Background: Lacrimal gland tumors are a rare and heterogeneous group of neoplasms, representing a significant diagnostic and therapeutic challenge. Regional data, particularly from Southeast Asia, is sparse. This study aims to define the clinicopathological spectrum, radiological features, and management strategies for lacrimal gland tumors at a major tertiary referral center in Indonesia.

Methods: A retrospective, cross-sectional analysis was conducted on all patients with histopathologically confirmed lacrimal gland tumors treated between January 2019 and June 2024. Data extracted from medical records included demographics, detailed clinical presentations (visual acuity, proptosis, pain scores), radiological findings from computed tomography (CT) and magnetic resonance imaging (MRI), definitive histopathological diagnoses with immunohistochemical profiles, and treatment modalities with short-term outcomes. Descriptive statistics and comparative analyses were performed.

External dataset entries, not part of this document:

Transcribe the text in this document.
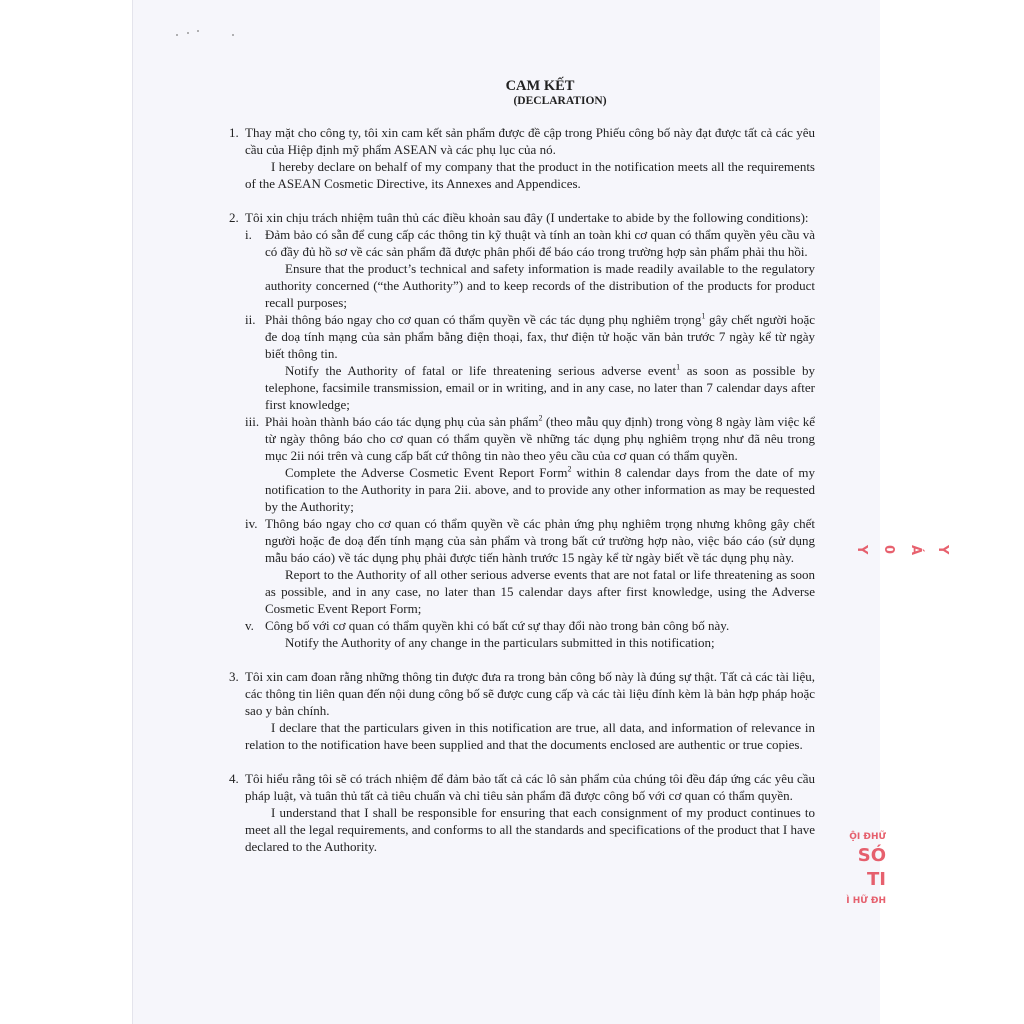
CAM KẾT
(DECLARATION)
1. Thay mặt cho công ty, tôi xin cam kết sản phẩm được đề cập trong Phiếu công bố này đạt được tất cả các yêu cầu của Hiệp định mỹ phẩm ASEAN và các phụ lục của nó.

I hereby declare on behalf of my company that the product in the notification meets all the requirements of the ASEAN Cosmetic Directive, its Annexes and Appendices.

2. Tôi xin chịu trách nhiệm tuân thủ các điều khoản sau đây (I undertake to abide by the following conditions):

i. Đảm bảo có sẵn để cung cấp các thông tin kỹ thuật và tính an toàn khi cơ quan có thẩm quyền yêu cầu và có đầy đủ hồ sơ về các sản phẩm đã được phân phối để báo cáo trong trường hợp sản phẩm phải thu hồi.

Ensure that the product’s technical and safety information is made readily available to the regulatory authority concerned (“the Authority”) and to keep records of the distribution of the products for product recall purposes;

ii. Phải thông báo ngay cho cơ quan có thẩm quyền về các tác dụng phụ nghiêm trọng$^1$ gây chết người hoặc đe doạ tính mạng của sản phẩm bằng điện thoại, fax, thư điện tử hoặc văn bản trước 7 ngày kể từ ngày biết thông tin.

Notify the Authority of fatal or life threatening serious adverse event$^1$ as soon as possible by telephone, facsimile transmission, email or in writing, and in any case, no later than 7 calendar days after first knowledge;

iii. Phải hoàn thành báo cáo tác dụng phụ của sản phẩm$^2$ (theo mẫu quy định) trong vòng 8 ngày làm việc kể từ ngày thông báo cho cơ quan có thẩm quyền về những tác dụng phụ nghiêm trọng như đã nêu trong mục 2ii nói trên và cung cấp bất cứ thông tin nào theo yêu cầu của cơ quan có thẩm quyền.

Complete the Adverse Cosmetic Event Report Form$^2$ within 8 calendar days from the date of my notification to the Authority in para 2ii. above, and to provide any other information as may be requested by the Authority;

iv. Thông báo ngay cho cơ quan có thẩm quyền về các phản ứng phụ nghiêm trọng nhưng không gây chết người hoặc đe doạ đến tính mạng của sản phẩm và trong bất cứ trường hợp nào, việc báo cáo (sử dụng mẫu báo cáo) về tác dụng phụ phải được tiến hành trước 15 ngày kể từ ngày biết về tác dụng phụ này.

Report to the Authority of all other serious adverse events that are not fatal or life threatening as soon as possible, and in any case, no later than 15 calendar days after first knowledge, using the Adverse Cosmetic Event Report Form;

v. Công bố với cơ quan có thẩm quyền khi có bất cứ sự thay đổi nào trong bản công bố này.

Notify the Authority of any change in the particulars submitted in this notification;

3. Tôi xin cam đoan rằng những thông tin được đưa ra trong bản công bố này là đúng sự thật. Tất cả các tài liệu, các thông tin liên quan đến nội dung công bố sẽ được cung cấp và các tài liệu đính kèm là bản hợp pháp hoặc sao y bản chính.

I declare that the particulars given in this notification are true, all data, and information of relevance in relation to the notification have been supplied and that the documents enclosed are authentic or true copies.

4. Tôi hiểu rằng tôi sẽ có trách nhiệm để đảm bảo tất cả các lô sản phẩm của chúng tôi đều đáp ứng các yêu cầu pháp luật, và tuân thủ tất cả tiêu chuẩn và chỉ tiêu sản phẩm đã được công bố với cơ quan có thẩm quyền.

I understand that I shall be responsible for ensuring that each consignment of my product continues to meet all the legal requirements, and conforms to all the standards and specifications of the product that I have declared to the Authority.

Y
Á
0
Y
ỘI ĐHỮ
SÓ
TI
Ì HỮ ĐH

Results: A total of 35 patients (19 male, 16 female; mean age 48.2 ± 16.5 years) were included. Non-epithelial lesions (88.6%) were more common than epithelial tumors (11.4%). The most prevalent diagnosis was idiopathic orbital inflammation (IOI) (n=12, 34.3%), followed by lymphoproliferative disorders (n=11, 31.4%). Adenoid cystic carcinoma (ACC) was the most frequent malignant epithelial tumor (n=3, 8.6%). Superior eyelid edema was the hallmark of non-epithelial lesions (83.9%), whereas proptosis (mean 6.2mm) and severe pain (mean VAS 7.3/10) were characteristic of ACC. Radiological findings were highly correlative, with IOI showing diffuse gland enhancement and ACC demonstrating bone erosion and perineural invasion. Management was tailored to histology, with corticosteroids for IOI, radiotherapy for lymphomas, and radical surgery for ACC.

Conclusion: In this Indonesian cohort, lacrimal gland tumors are predominantly non-epithelial, with inflammatory and lymphoproliferative conditions being most common. A high index of suspicion for malignancy, particularly ACC, is warranted in patients presenting with pain and proptosis. Integrating clinical, radiological, and pathological data is paramount for accurate diagnosis and effective management.